Suppose in the end that the government makes a profit of $50 billion on banks, but loses $100 billion on Freddie and Fannie. How should we count that? I would be inclined to count it as a loss on bank bailouts, because the subsidies to Freddie and Fannie end up bailout banks, which were creditors of those institutions.

David Warsh on the origins of money. I think of money as originating as a way of paying soldiers. This raises for me the question of how conquerors funded large armies before the invention of money, which Warsh says took place around 600 BC. The problem is this: you are an emperor who wants to go marauding. You want your soldiers to remain loyal for months, during which you may not win much loot. How do you provide credible promises to the soldiers that they will get a fair share of loot?

Lee Ohanion claiming that Herbert Hoover encouraged wage stickiness, making the Depression worse. Lots of adverse reaction to Ohanion, for example here.

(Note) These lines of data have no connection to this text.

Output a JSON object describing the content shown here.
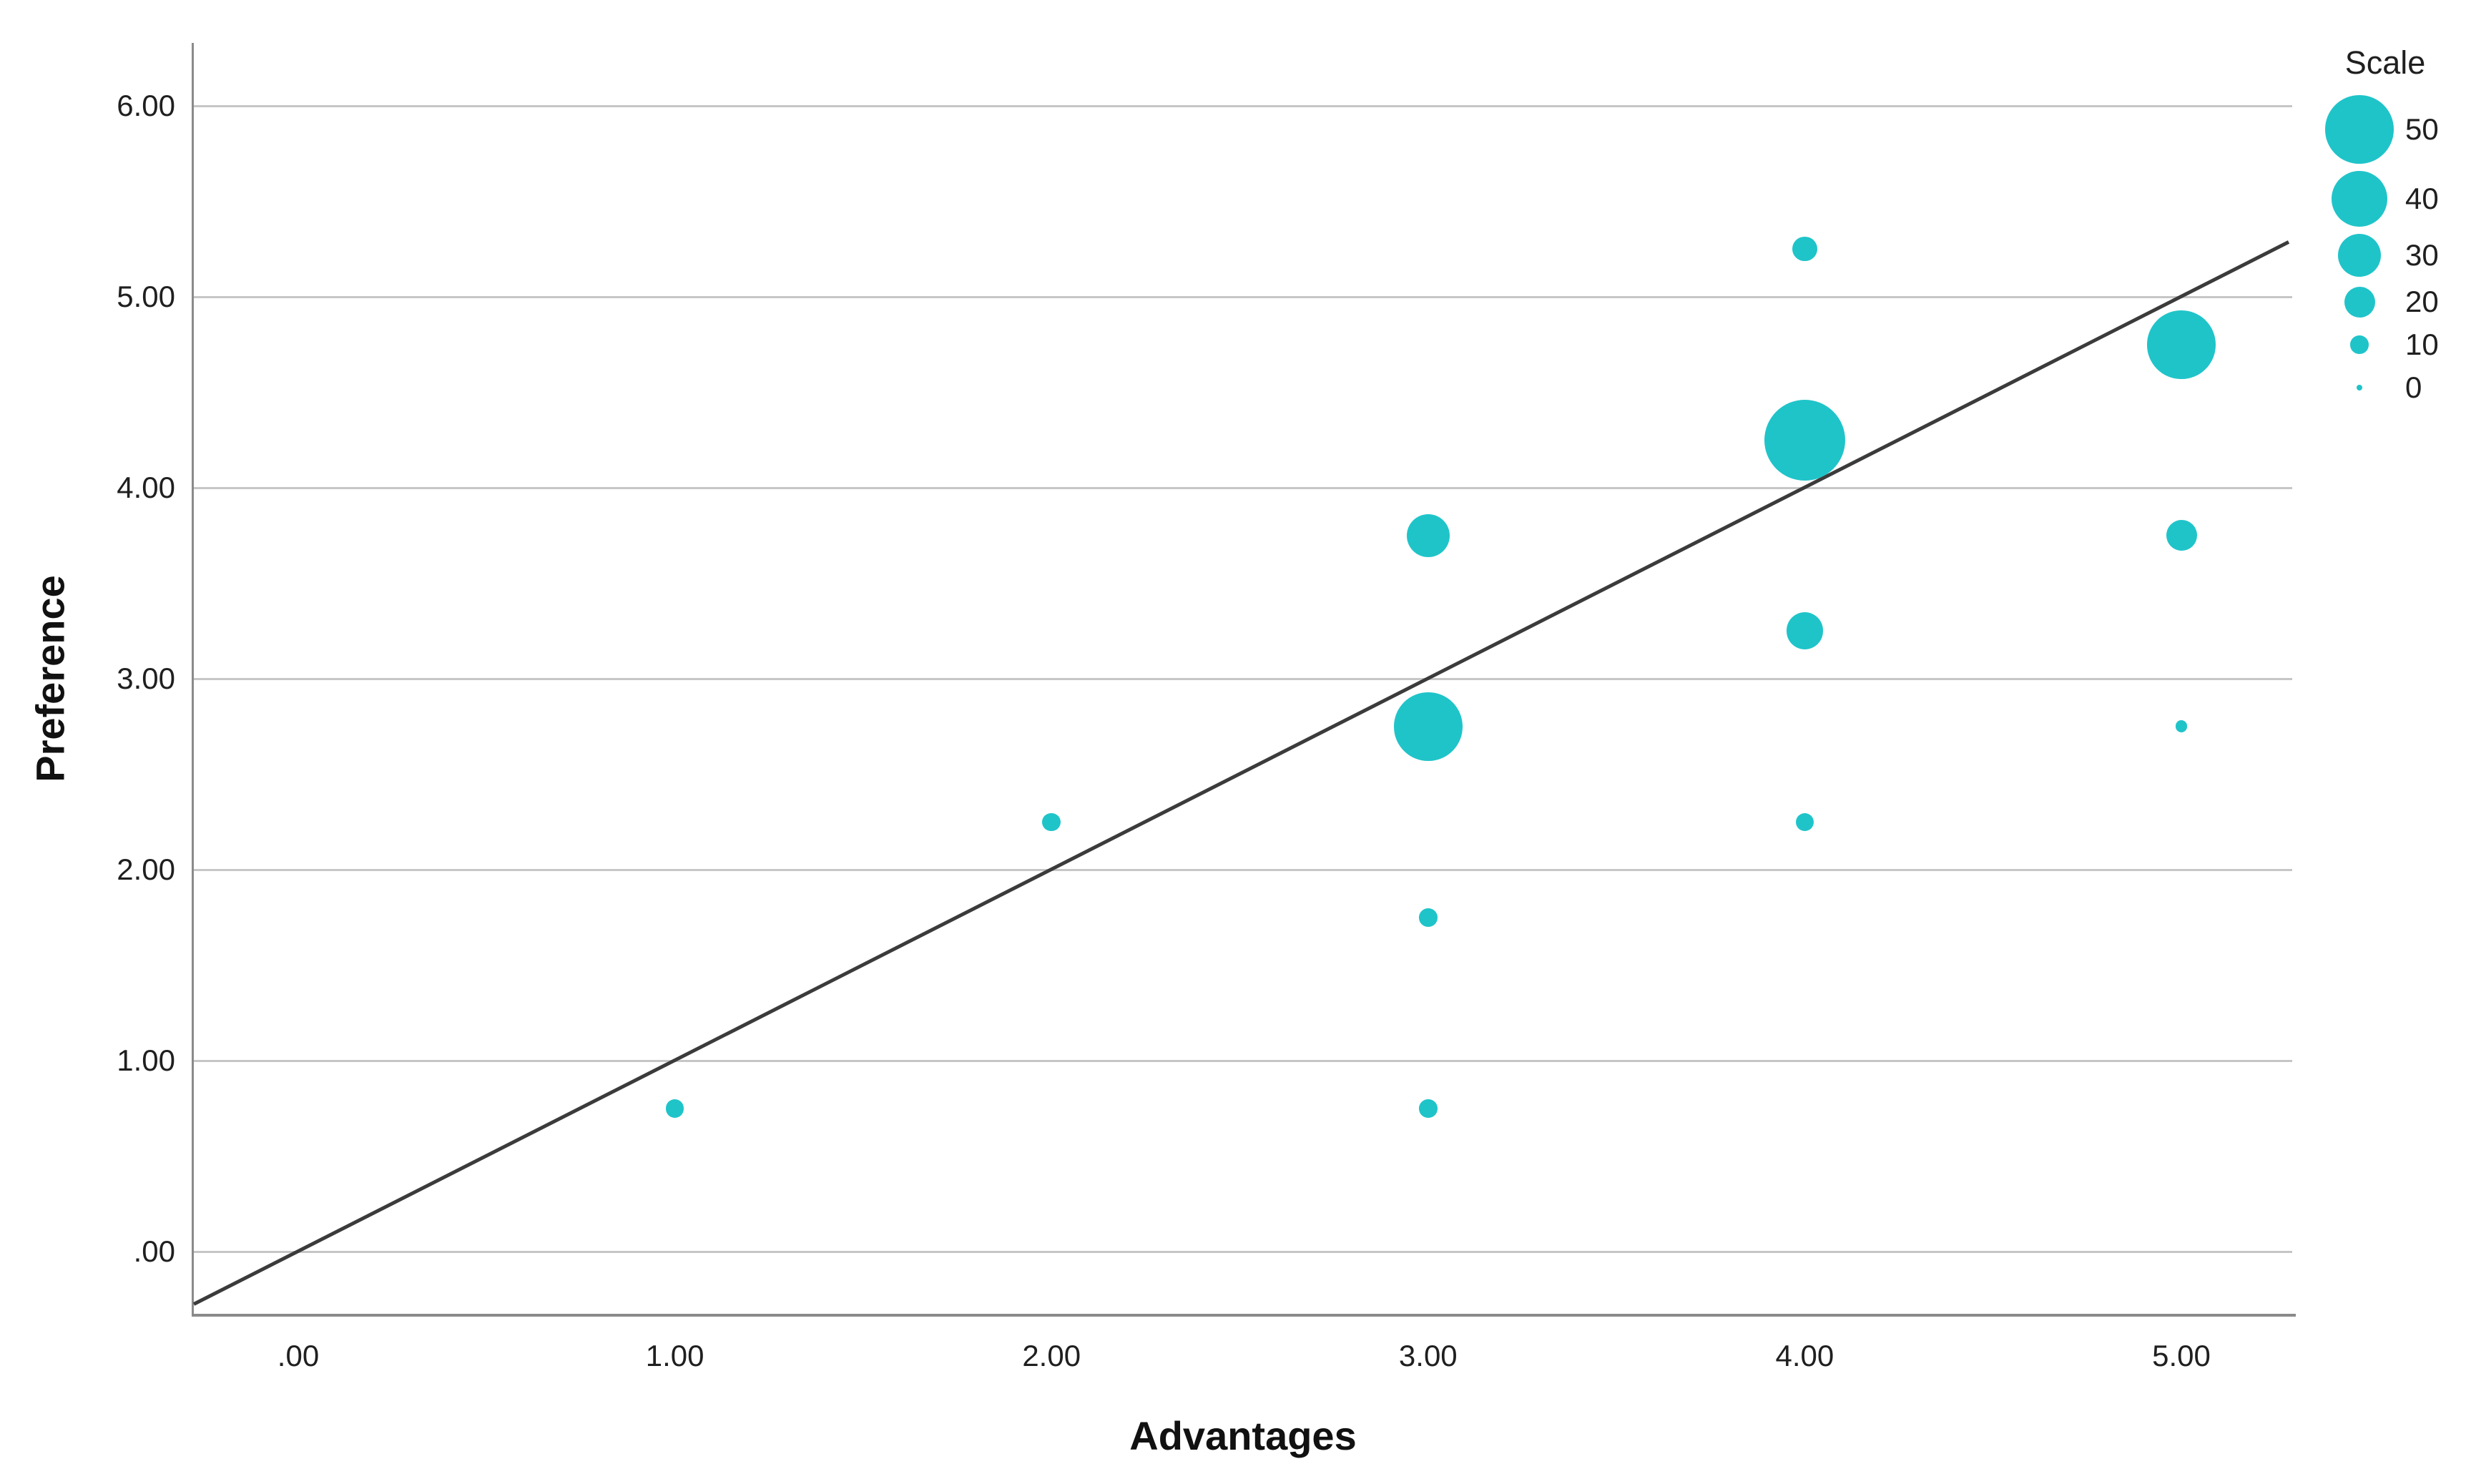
{
  "chart_data": {
    "type": "scatter",
    "subtype": "bubble",
    "title": "",
    "xlabel": "Advantages",
    "ylabel": "Preference",
    "xlim": [
      -0.28,
      5.29
    ],
    "ylim": [
      -0.33,
      6.33
    ],
    "grid": "horizontal-only",
    "xticks": {
      "values": [
        0,
        1,
        2,
        3,
        4,
        5
      ],
      "labels": [
        ".00",
        "1.00",
        "2.00",
        "3.00",
        "4.00",
        "5.00"
      ]
    },
    "yticks": {
      "values": [
        0,
        1,
        2,
        3,
        4,
        5,
        6
      ],
      "labels": [
        ".00",
        "1.00",
        "2.00",
        "3.00",
        "4.00",
        "5.00",
        "6.00"
      ]
    },
    "points": [
      {
        "x": 1,
        "y": 0.75,
        "scale": 10
      },
      {
        "x": 2,
        "y": 2.25,
        "scale": 10
      },
      {
        "x": 3,
        "y": 0.75,
        "scale": 10
      },
      {
        "x": 3,
        "y": 1.75,
        "scale": 10
      },
      {
        "x": 3,
        "y": 2.75,
        "scale": 50
      },
      {
        "x": 3,
        "y": 3.75,
        "scale": 30
      },
      {
        "x": 4,
        "y": 2.25,
        "scale": 10
      },
      {
        "x": 4,
        "y": 3.25,
        "scale": 25
      },
      {
        "x": 4,
        "y": 4.25,
        "scale": 60
      },
      {
        "x": 4,
        "y": 5.25,
        "scale": 15
      },
      {
        "x": 5,
        "y": 2.75,
        "scale": 5
      },
      {
        "x": 5,
        "y": 3.75,
        "scale": 20
      },
      {
        "x": 5,
        "y": 4.75,
        "scale": 50
      }
    ],
    "identity_line": {
      "x1": -0.277,
      "y1": -0.277,
      "x2": 5.285,
      "y2": 5.285,
      "description": "y = x reference line"
    },
    "legend": {
      "title": "Scale",
      "position": "top-right",
      "items": [
        {
          "label": "50",
          "value": 50
        },
        {
          "label": "40",
          "value": 40
        },
        {
          "label": "30",
          "value": 30
        },
        {
          "label": "20",
          "value": 20
        },
        {
          "label": "10",
          "value": 10
        },
        {
          "label": "0",
          "value": 0
        }
      ]
    },
    "size_rule": "bubble diameter px = 8 + 1.75 * scale",
    "colors": {
      "bubble": "#1fc4c9",
      "line": "#3b3b3b",
      "gridline": "#c6c6c6",
      "axis": "#8a8a8a",
      "text": "#1f1f1f"
    }
  }
}
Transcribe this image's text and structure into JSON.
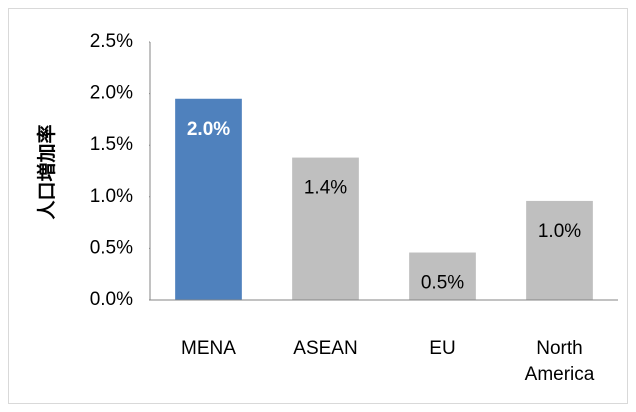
{
  "chart_data": {
    "type": "bar",
    "y_label": "人口増加率",
    "categories": [
      "MENA",
      "ASEAN",
      "EU",
      "North America"
    ],
    "values": [
      1.95,
      1.38,
      0.46,
      0.96
    ],
    "value_labels": [
      "2.0%",
      "1.4%",
      "0.5%",
      "1.0%"
    ],
    "colors": [
      "#4f81bd",
      "#bfbfbf",
      "#bfbfbf",
      "#bfbfbf"
    ],
    "ylim": [
      0,
      2.5
    ],
    "yticks": [
      {
        "value": 0,
        "label": "0.0%"
      },
      {
        "value": 0.5,
        "label": "0.5%"
      },
      {
        "value": 1,
        "label": "1.0%"
      },
      {
        "value": 1.5,
        "label": "1.5%"
      },
      {
        "value": 2,
        "label": "2.0%"
      },
      {
        "value": 2.5,
        "label": "2.5%"
      }
    ],
    "grid": false
  }
}
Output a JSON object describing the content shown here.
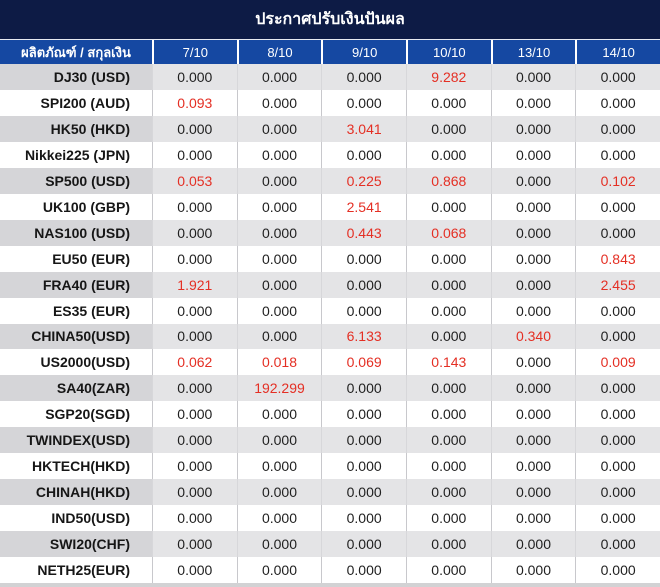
{
  "title": "ประกาศปรับเงินปันผล",
  "colors": {
    "header_dark": "#0d1b45",
    "header_blue": "#1548a2",
    "row_gray_product": "#d5d5d8",
    "row_gray_value": "#e4e4e6",
    "value_black": "#1f1f1f",
    "value_red": "#e42f24"
  },
  "table": {
    "product_header": "ผลิตภัณฑ์ / สกุลเงิน",
    "date_columns": [
      "7/10",
      "8/10",
      "9/10",
      "10/10",
      "13/10",
      "14/10"
    ],
    "rows": [
      {
        "product": "DJ30 (USD)",
        "values": [
          "0.000",
          "0.000",
          "0.000",
          "9.282",
          "0.000",
          "0.000"
        ],
        "red": [
          3
        ]
      },
      {
        "product": "SPI200 (AUD)",
        "values": [
          "0.093",
          "0.000",
          "0.000",
          "0.000",
          "0.000",
          "0.000"
        ],
        "red": [
          0
        ]
      },
      {
        "product": "HK50 (HKD)",
        "values": [
          "0.000",
          "0.000",
          "3.041",
          "0.000",
          "0.000",
          "0.000"
        ],
        "red": [
          2
        ]
      },
      {
        "product": "Nikkei225 (JPN)",
        "values": [
          "0.000",
          "0.000",
          "0.000",
          "0.000",
          "0.000",
          "0.000"
        ],
        "red": []
      },
      {
        "product": "SP500 (USD)",
        "values": [
          "0.053",
          "0.000",
          "0.225",
          "0.868",
          "0.000",
          "0.102"
        ],
        "red": [
          0,
          2,
          3,
          5
        ]
      },
      {
        "product": "UK100 (GBP)",
        "values": [
          "0.000",
          "0.000",
          "2.541",
          "0.000",
          "0.000",
          "0.000"
        ],
        "red": [
          2
        ]
      },
      {
        "product": "NAS100 (USD)",
        "values": [
          "0.000",
          "0.000",
          "0.443",
          "0.068",
          "0.000",
          "0.000"
        ],
        "red": [
          2,
          3
        ]
      },
      {
        "product": "EU50 (EUR)",
        "values": [
          "0.000",
          "0.000",
          "0.000",
          "0.000",
          "0.000",
          "0.843"
        ],
        "red": [
          5
        ]
      },
      {
        "product": "FRA40 (EUR)",
        "values": [
          "1.921",
          "0.000",
          "0.000",
          "0.000",
          "0.000",
          "2.455"
        ],
        "red": [
          0,
          5
        ]
      },
      {
        "product": "ES35 (EUR)",
        "values": [
          "0.000",
          "0.000",
          "0.000",
          "0.000",
          "0.000",
          "0.000"
        ],
        "red": []
      },
      {
        "product": "CHINA50(USD)",
        "values": [
          "0.000",
          "0.000",
          "6.133",
          "0.000",
          "0.340",
          "0.000"
        ],
        "red": [
          2,
          4
        ]
      },
      {
        "product": "US2000(USD)",
        "values": [
          "0.062",
          "0.018",
          "0.069",
          "0.143",
          "0.000",
          "0.009"
        ],
        "red": [
          0,
          1,
          2,
          3,
          5
        ]
      },
      {
        "product": "SA40(ZAR)",
        "values": [
          "0.000",
          "192.299",
          "0.000",
          "0.000",
          "0.000",
          "0.000"
        ],
        "red": [
          1
        ]
      },
      {
        "product": "SGP20(SGD)",
        "values": [
          "0.000",
          "0.000",
          "0.000",
          "0.000",
          "0.000",
          "0.000"
        ],
        "red": []
      },
      {
        "product": "TWINDEX(USD)",
        "values": [
          "0.000",
          "0.000",
          "0.000",
          "0.000",
          "0.000",
          "0.000"
        ],
        "red": []
      },
      {
        "product": "HKTECH(HKD)",
        "values": [
          "0.000",
          "0.000",
          "0.000",
          "0.000",
          "0.000",
          "0.000"
        ],
        "red": []
      },
      {
        "product": "CHINAH(HKD)",
        "values": [
          "0.000",
          "0.000",
          "0.000",
          "0.000",
          "0.000",
          "0.000"
        ],
        "red": []
      },
      {
        "product": "IND50(USD)",
        "values": [
          "0.000",
          "0.000",
          "0.000",
          "0.000",
          "0.000",
          "0.000"
        ],
        "red": []
      },
      {
        "product": "SWI20(CHF)",
        "values": [
          "0.000",
          "0.000",
          "0.000",
          "0.000",
          "0.000",
          "0.000"
        ],
        "red": []
      },
      {
        "product": "NETH25(EUR)",
        "values": [
          "0.000",
          "0.000",
          "0.000",
          "0.000",
          "0.000",
          "0.000"
        ],
        "red": []
      }
    ]
  }
}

Without rendering my own opinion on Ohanion’s work, I find it interesting that the New Deal narrative is defended so ferociously. I fear that the same thing will happen with the current episode. The mainstream narrative is that it was caused by bankers acting without sufficient adult supervision, and that Paulson and Bernanke saved us from having a much worse fire. My narrative would be that it was caused at least in part by the adult supervisors encouraging too much housing and too much leverage. Moreover, I think that the size of the recession was determined primarily by the size of the adjustment needed in home construction (down from 2 million units at an annual rate to 0.5 million units at an annual rate) needed to correct the imbalance. That is, the magnitude of the recession had little or nothing to do with the travails of the bankers.

In any case, the narrative may be the most important long-term effect of the crisis. If the mainstream narrative holds, we will have much more government intervention and much less economic liberty for generations to come. If alternative narratives compete successfully, we will have more liberty and less intervention.